The orchid family has turned out multiple cheats, some so seductive that a male insect leaves wasted sperm as well as pollen on a flower. Yet he doesn’t get even a sip of nectar (SN: 3/5/08; SN: 3/27/08). Similar scams have turned up among daisies: A few dark bumps that a human in bad light might mistake for an insect can drive male flies to frenzies on the yellow, orange or red Gorteria petals. Enthusiasm wanes with repeated disappointment though (SN: 1/29/14). And among irises, a species dangles velvety purple petals where deluded insects wallow.

Ophrys speculum, Gorteria diffusa, Iris paradoxa
Until now, luring pollinators with false offers of insect sex has turned up in only three plant families. Hundreds of orchids cheat (including Ophrys speculum, left). So does a daisy with alluring insect-like petal bumps (Gorteria diffusa, middle) and an iris (Iris paradoxa, right) with some dark dangling petals.Steven Johnson (daisy) and Jorun Tharaldsen (orchid, iris) from D.C.J. Wong, J. Perkins and R. Peakall/Frontiers in Plant Science 2022

Two jack-in-the-pulpit species in Japan have now raised suspicions that their family, the arums, should be added to the list of sexual cheats. To visually oriented humans, the 180 or so Arisaema species look like just a merry reminder of evolution’s endless weirdness. Some kind of flappy canopy, sometimes striped, bends over a little cupped “pulpit” with a pinkie-tip stub or mushroom bulge of plant flesh peeping over the rim. Below the rim, swaths of flowers open in succession — male blooms overtaken by flowers with female parts — as the plant grows from slim young jack to big mama.

These oddball flowers depend mostly on pollinators that deserve a much bigger fan base: fungus gnats. These gnats, small as punctuation marks and hard to identify, are true flies. But don’t hold that against them. They don’t stalk picnic spreads or buzz-thump against windows. Pollinating gnats “are very frail,” Suetsugu says, and their wings make no noise a human can hear.

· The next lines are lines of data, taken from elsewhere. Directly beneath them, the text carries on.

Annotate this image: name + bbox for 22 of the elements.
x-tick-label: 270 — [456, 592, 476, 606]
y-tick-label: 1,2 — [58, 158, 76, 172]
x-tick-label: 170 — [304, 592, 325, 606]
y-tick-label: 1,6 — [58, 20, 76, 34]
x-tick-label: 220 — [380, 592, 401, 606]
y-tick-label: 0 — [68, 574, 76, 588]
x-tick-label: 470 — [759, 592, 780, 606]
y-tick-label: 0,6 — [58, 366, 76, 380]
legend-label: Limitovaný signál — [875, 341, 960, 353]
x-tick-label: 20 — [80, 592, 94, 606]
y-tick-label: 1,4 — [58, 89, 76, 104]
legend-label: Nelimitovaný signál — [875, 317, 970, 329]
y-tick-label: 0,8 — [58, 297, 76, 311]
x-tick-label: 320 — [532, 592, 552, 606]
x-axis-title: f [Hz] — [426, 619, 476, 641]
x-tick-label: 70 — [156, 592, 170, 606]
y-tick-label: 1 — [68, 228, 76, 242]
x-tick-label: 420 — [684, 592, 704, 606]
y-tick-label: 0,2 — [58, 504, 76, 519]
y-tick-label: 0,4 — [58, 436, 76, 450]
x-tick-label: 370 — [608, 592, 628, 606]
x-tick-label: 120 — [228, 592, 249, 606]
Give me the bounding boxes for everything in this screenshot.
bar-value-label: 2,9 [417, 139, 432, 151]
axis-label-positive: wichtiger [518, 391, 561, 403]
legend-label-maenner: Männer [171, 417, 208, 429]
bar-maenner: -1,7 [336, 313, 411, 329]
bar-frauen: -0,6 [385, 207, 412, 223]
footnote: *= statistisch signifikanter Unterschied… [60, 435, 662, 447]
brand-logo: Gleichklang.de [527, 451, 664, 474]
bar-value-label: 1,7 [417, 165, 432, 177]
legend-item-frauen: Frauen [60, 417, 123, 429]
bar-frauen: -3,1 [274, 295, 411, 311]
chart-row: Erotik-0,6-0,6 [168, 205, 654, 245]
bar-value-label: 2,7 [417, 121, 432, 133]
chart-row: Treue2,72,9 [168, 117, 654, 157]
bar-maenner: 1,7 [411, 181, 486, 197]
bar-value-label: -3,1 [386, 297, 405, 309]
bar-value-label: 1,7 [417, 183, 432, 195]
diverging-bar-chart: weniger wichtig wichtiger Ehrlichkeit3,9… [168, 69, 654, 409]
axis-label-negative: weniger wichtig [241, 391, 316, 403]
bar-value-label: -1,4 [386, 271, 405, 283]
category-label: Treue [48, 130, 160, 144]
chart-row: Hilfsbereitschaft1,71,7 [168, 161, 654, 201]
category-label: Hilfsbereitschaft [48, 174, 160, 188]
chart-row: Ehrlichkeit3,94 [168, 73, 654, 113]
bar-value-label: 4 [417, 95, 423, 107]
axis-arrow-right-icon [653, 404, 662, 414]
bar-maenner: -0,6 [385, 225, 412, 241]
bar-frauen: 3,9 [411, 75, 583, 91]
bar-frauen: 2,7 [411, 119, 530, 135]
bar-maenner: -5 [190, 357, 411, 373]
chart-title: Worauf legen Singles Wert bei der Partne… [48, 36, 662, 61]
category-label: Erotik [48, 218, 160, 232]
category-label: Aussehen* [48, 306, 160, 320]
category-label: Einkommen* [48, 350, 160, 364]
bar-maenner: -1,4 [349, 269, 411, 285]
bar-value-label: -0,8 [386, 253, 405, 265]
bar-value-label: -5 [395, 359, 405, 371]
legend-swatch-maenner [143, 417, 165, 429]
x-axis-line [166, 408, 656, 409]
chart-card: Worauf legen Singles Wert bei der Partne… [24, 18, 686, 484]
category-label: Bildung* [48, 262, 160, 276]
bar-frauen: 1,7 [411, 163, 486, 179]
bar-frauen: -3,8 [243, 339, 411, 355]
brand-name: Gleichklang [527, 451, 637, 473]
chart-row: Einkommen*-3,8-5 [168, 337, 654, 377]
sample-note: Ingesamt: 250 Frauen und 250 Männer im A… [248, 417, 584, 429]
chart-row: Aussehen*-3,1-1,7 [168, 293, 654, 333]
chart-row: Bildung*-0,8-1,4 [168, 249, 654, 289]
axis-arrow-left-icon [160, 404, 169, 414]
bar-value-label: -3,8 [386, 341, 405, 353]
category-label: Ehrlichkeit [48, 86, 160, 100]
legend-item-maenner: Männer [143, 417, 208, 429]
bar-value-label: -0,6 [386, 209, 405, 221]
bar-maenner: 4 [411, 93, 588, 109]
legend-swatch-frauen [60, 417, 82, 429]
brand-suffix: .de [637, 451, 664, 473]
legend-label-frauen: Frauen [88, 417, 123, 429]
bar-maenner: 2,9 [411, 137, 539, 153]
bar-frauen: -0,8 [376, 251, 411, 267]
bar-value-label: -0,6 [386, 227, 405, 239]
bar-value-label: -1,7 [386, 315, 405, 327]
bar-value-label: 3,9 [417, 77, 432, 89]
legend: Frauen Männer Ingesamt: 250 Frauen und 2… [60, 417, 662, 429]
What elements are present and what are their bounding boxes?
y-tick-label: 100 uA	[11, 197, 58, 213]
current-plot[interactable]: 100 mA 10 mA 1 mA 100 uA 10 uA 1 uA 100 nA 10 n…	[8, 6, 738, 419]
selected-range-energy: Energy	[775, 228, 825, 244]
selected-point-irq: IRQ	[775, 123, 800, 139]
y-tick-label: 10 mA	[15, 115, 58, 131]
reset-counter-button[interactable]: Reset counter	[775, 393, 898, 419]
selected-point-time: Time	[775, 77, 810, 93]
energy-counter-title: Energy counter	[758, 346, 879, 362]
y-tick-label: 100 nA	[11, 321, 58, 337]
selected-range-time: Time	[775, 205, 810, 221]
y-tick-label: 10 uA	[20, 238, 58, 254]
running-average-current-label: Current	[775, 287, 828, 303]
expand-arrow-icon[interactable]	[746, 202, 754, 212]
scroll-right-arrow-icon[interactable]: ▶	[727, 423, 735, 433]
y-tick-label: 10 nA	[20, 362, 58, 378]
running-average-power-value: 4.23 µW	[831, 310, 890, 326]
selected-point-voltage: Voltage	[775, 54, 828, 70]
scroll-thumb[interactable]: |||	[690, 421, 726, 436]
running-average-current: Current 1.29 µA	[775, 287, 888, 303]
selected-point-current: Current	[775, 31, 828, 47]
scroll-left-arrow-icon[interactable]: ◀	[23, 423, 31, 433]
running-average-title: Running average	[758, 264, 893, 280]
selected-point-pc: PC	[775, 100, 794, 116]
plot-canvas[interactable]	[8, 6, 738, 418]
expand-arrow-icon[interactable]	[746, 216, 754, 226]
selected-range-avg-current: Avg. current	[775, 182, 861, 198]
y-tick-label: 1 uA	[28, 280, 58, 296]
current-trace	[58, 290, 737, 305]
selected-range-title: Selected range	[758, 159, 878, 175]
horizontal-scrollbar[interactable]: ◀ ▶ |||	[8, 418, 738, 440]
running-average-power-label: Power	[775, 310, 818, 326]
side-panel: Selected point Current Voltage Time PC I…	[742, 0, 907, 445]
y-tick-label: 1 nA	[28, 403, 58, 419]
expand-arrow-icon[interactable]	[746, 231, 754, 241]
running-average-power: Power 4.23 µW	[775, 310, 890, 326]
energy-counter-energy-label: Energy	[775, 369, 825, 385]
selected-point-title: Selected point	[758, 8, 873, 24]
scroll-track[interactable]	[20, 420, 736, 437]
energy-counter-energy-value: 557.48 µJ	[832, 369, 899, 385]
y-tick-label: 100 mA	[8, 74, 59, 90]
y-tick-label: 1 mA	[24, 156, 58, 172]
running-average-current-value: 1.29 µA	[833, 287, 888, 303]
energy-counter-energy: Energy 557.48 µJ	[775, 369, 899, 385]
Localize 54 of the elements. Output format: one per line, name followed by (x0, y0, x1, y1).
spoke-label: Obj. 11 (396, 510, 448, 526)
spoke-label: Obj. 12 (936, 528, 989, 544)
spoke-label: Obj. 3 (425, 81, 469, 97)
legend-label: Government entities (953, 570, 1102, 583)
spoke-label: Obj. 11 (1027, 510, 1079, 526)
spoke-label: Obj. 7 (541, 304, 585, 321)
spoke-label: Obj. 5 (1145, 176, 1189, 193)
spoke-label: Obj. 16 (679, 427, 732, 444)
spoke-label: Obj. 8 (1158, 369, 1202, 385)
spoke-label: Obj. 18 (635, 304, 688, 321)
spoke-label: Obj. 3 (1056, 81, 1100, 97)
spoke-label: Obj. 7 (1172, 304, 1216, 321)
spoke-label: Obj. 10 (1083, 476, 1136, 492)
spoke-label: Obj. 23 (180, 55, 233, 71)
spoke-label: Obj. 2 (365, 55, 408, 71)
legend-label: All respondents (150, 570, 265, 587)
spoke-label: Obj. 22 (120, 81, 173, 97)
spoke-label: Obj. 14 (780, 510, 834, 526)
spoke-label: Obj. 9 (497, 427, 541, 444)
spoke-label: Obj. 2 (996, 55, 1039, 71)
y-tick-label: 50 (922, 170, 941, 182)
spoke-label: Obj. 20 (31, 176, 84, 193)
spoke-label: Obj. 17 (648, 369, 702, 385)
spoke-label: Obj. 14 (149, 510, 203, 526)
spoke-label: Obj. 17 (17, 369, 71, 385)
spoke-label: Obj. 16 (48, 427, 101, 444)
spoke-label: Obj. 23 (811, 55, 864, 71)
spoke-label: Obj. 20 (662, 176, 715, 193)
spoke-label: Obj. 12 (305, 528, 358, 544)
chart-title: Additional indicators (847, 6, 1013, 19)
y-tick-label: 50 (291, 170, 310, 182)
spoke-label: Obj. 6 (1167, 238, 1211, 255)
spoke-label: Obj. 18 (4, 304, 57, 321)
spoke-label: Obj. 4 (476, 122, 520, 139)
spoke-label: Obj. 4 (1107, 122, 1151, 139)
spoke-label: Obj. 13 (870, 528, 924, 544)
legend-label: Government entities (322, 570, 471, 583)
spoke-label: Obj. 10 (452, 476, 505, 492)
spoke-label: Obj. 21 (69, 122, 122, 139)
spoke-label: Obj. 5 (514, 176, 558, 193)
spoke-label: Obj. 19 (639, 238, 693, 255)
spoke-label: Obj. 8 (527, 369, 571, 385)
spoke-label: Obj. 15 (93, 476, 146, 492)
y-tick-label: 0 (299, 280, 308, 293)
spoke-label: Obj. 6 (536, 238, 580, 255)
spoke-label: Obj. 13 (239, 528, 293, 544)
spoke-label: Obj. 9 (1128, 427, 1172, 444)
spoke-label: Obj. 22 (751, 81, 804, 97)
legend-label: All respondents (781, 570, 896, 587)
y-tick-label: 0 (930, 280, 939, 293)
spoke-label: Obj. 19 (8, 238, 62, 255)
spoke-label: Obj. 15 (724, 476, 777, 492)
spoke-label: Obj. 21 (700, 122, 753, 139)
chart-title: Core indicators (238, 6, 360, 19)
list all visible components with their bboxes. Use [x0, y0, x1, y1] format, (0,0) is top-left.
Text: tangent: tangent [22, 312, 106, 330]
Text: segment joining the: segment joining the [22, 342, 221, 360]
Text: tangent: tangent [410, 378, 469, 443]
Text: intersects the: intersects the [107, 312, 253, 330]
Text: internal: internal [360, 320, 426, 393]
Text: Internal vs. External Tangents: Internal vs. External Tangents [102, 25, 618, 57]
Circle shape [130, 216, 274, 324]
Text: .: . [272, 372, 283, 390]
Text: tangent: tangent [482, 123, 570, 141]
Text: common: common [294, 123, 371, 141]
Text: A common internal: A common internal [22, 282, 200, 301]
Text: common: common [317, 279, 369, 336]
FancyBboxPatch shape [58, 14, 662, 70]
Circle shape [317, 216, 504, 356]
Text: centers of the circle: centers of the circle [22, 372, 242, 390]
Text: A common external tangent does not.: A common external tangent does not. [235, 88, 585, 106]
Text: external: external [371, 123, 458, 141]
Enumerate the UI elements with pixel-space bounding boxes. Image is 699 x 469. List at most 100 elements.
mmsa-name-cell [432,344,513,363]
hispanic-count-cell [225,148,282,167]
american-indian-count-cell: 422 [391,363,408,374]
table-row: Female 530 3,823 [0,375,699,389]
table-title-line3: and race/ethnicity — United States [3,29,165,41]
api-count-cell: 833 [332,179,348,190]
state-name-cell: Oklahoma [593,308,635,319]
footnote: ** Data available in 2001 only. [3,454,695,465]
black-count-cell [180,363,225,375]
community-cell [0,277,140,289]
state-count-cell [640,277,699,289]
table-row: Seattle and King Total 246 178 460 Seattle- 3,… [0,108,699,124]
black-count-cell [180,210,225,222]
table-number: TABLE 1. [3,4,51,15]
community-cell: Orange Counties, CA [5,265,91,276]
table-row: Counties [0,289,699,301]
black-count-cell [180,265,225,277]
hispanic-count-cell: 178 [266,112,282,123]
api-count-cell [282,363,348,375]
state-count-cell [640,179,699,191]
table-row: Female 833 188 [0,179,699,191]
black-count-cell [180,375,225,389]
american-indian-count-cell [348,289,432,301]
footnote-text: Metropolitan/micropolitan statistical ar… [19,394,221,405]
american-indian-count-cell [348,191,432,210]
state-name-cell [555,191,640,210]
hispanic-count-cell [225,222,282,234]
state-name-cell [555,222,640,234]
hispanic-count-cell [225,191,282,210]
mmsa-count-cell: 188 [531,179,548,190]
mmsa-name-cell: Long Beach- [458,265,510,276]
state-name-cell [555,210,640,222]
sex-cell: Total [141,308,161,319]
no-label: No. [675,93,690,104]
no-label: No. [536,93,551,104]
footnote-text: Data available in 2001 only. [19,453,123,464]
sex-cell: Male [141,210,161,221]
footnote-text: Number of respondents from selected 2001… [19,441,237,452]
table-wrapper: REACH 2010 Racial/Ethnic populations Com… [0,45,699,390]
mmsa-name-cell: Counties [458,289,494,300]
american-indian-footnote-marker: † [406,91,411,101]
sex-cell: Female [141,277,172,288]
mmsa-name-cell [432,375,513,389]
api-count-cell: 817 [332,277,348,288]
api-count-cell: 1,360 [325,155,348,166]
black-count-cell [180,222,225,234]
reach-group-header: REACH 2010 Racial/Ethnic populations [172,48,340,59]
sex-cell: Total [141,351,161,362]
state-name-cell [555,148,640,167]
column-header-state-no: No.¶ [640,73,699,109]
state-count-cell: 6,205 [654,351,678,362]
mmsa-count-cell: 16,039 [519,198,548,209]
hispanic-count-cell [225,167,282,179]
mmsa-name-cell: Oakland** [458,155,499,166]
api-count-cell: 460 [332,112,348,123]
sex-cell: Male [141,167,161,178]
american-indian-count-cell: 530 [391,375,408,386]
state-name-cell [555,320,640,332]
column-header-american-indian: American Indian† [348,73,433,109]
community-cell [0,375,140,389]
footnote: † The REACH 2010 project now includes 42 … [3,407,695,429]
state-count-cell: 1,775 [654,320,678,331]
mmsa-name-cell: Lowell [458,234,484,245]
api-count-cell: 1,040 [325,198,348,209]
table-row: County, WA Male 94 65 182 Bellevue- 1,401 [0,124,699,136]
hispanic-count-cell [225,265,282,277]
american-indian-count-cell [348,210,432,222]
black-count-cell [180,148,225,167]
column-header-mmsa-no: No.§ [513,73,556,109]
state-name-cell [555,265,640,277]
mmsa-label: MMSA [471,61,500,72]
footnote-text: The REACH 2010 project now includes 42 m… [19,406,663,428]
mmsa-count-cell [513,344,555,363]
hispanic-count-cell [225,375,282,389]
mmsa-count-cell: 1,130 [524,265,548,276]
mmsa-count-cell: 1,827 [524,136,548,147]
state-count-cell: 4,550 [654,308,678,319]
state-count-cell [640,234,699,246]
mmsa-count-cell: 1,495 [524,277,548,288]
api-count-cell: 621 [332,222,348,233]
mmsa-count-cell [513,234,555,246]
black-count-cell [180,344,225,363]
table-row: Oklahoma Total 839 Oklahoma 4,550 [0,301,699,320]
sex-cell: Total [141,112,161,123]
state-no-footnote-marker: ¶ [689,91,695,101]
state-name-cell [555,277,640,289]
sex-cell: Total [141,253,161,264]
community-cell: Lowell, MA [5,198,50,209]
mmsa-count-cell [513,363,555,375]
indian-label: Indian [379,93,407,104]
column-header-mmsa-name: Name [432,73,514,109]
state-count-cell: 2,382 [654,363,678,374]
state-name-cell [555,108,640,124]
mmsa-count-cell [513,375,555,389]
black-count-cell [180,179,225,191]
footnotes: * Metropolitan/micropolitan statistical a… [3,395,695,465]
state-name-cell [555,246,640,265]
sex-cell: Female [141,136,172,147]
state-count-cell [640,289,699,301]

Nor can a human always smell what draws fungus gnats. It’s clear, though, that the varied canopied pulpits can have a strong happy hour lure for those cruising pollinators looking to meet the right gnat. This will go terribly wrong.

A tiny escape hatch deep in the trap stays open during the male phase of flowering, but that two-millimeter hole vanishes during the big mama stage. A gnat can’t overcome the slippery, flaking wax of the plant’s inner wall to climb out.  So any gnat tricked twice is doomed.

Biologists had assumed that jack-in-the-pulpits seeking fungus gnats were perfuming the air with mushroomy, nice-place-to-have-kids scents. Many kinds seem to do so, but homey smells don’t explain an odd observation by Suetsugu and his colleagues. Of the important pollinator species for two Japanese jack-in-the-pulpits (A. angustatum and A. peninsulae), almost all the specks found in the traps were males.

An odor lure targeting males might mimic a come-hither scent of female gnats, the researchers propose. That’s outright fraud. Even if the hopeful males find a mate in the waxy green dungeon, they and their offspring would starve. They’re stuck in a plant with no fungus to eat. Whatever that ruinous scent is, a human nose can barely detect it, Suetsugu reports.

The notion that biologists have so far overlooked a scent important to other animals seems “more than possible” to Kelsey J.R.P. Byers of the John Innes Centre in Norwich, England. Byers’ work overturned a common assumption that monkeyflowers (Mimulus) had no scent even though hawkmoths, flying at night and known to track odors, visit the flowers.

“We’re such visual creatures,” says Byers, who studies floral scents. We can laugh at how insects mistake some off-color blob of plant tissue for a fabulous female, but we’re missing the odors. Fungus gnats, however, even look like the citizens of a smellier world, with giant guy-style antennae “like an ostrich plume on a hat.”

At least now, modern analytical lab techniques and equipment are opening up the vast sensory world of communication wafting around us. To see if even familiar plants like jack-in-the-pulpits are up to something odd, scientists need to identify the lure itself. Then maybe we’ll understand the irresistible valentine scent of a female fungus gnat.